Small and midcap stocks have tumbled 15% since September 2024, weighed down by slowing domestic growth and tightening liquidity conditions. According to Nuvama Institutional Equities, the correction bears a strong resemblance to past downturns in 2011 and 2018, raising the risk of a prolonged bear market rather than a short-term blip.
The brokerage warned that despite the recent slide, valuations remain elevated, suggesting that further downside risk persists unless policy intervention provides relief. Nuvama expressed a preference for exporters such as chemicals, domestic laggards with profitability nearing a bottom like cement firms and quick service restaurants, and consistent compounders.
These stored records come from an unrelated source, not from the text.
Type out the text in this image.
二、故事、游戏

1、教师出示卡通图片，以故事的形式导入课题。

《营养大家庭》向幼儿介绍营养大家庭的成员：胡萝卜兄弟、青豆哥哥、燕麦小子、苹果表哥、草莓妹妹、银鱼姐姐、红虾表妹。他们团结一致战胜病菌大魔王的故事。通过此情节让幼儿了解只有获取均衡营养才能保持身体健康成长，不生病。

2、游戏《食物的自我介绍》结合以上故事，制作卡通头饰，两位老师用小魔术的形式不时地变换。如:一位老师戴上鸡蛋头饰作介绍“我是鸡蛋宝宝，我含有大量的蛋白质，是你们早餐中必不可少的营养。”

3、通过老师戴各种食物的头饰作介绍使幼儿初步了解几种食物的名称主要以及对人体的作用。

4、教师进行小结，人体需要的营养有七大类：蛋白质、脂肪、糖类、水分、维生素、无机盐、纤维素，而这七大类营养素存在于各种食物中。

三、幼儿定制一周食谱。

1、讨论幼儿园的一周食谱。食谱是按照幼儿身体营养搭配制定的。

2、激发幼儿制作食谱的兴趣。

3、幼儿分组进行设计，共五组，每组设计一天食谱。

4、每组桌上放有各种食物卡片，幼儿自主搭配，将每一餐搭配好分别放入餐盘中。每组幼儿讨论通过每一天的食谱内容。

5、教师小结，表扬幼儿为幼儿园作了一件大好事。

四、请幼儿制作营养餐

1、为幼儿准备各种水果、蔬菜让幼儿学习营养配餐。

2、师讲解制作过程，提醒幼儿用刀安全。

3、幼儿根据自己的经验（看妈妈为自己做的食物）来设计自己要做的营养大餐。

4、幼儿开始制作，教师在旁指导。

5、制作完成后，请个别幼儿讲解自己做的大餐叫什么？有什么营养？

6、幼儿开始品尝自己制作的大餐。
“A dovish Fed and sizable domestic easing are key to turning bullish,” Nuvama said in its report. Against this backdrop, the brokerage has identified 20 small and midcap stocks with strong bottom-up potential, categorizing them into three themes: Restructurers, or turnaround plays poised for recovery; Re-investors, which are consistent compounders with strong earnings potential; and Rewarders, dividend-yielding companies offering stability in volatile markets.
Nuvama has picked United Breweries, Balkrishna Industries, Jubilant FoodWorks, UPL, JK Cement, Emami, Crompton Consumer, and Jubilant Ingrevia as stocks with turnaround potential. These stocks have seen price corrections but hold potential for recovery as profitability improves.